На этот раз она была права. Через несколько минут я остановил машину, темный силуэт домика четко обозначался в свете фар. После того как я заглушил мотор, наступила полная тишина. В ночном воздухе остро пахло эвкалиптом.
— Не похоже, чтобы кто-нибудь был дома. — Голос Сары Маннинг звучал нервно.
— Если они дома, то спят, — сказал я. — Только такие чокнутые, как мы, шатаются где попало в третьем часу ночи. Но все равно пойдем посмотрим.
— У вас есть фонарик, мистер Холман?
— Должен быть. — Я пошарил под приборной доской и нашел фонарик. — Слушай, а не пора ли тебе начать называть меня Риком?
— Полагаю, пора, — нехотя согласилась она. — Только не считай это своего рода неприличным предложением.
— Ну, Сара, — сказал я обиженным голосом. — Ты хочешь, чтобы я совершенно выкинул из головы твой светлый образ в темной прозрачной накидке?
— По-моему, — процедила она сквозь зубы, — нам надо пойти и посмотреть, дома ли Дэнни Малоун!
Я постучал кулаком в дверь домика, и со второго раза она со скрипом открылась.

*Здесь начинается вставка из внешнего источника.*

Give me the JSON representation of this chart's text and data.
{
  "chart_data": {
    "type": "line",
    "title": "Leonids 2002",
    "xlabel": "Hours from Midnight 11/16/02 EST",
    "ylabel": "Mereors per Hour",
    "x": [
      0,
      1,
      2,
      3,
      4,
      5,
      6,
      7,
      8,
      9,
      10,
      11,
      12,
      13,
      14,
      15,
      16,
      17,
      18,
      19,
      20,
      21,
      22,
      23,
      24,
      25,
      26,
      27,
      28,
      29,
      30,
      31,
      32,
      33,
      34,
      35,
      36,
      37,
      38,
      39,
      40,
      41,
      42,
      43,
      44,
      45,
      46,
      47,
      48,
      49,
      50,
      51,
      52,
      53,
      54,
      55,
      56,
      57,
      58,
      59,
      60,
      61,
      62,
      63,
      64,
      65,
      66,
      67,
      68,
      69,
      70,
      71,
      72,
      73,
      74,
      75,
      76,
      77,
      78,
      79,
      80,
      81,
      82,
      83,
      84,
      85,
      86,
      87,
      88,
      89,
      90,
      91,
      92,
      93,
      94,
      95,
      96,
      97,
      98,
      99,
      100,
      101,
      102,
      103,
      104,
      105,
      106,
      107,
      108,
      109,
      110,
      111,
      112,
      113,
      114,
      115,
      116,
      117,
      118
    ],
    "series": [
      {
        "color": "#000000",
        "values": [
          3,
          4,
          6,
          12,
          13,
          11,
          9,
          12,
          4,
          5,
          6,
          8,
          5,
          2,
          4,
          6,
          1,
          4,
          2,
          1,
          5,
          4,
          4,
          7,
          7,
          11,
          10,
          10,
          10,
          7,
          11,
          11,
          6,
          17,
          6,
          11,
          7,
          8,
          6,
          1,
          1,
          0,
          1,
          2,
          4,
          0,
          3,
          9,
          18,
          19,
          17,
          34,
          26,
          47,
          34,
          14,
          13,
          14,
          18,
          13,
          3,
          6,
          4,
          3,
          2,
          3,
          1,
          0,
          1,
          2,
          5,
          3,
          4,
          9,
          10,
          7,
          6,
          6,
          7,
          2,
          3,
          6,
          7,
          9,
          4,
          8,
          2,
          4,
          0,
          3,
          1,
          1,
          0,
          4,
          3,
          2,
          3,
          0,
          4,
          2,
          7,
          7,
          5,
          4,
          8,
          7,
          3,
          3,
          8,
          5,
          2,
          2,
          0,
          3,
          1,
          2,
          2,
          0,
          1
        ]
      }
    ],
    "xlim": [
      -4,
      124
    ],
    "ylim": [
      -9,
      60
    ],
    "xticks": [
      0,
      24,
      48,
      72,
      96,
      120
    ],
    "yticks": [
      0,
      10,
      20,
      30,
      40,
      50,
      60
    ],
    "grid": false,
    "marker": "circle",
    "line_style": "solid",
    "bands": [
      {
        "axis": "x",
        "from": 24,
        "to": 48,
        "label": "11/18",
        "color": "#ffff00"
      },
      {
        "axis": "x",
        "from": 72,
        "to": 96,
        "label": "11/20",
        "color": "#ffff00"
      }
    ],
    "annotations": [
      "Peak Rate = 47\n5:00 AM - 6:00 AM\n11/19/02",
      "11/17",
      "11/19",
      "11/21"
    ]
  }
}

Луч фонарика пробежал по стенам, по трем собранным раскладушкам в дальнем углу единственной комнаты и по деревянному столу, на котором стояла керосиновая лампа.
— Нет никакого Дэнни Малоуна, — подвел я итоги осмотра. — Ни похитителей, ни жертвы похищения.
Сара прислонилась к косяку двери.
— Что мы теперь будем делать?
— Останемся здесь до утра, — уверенно сказал я, — что же еще?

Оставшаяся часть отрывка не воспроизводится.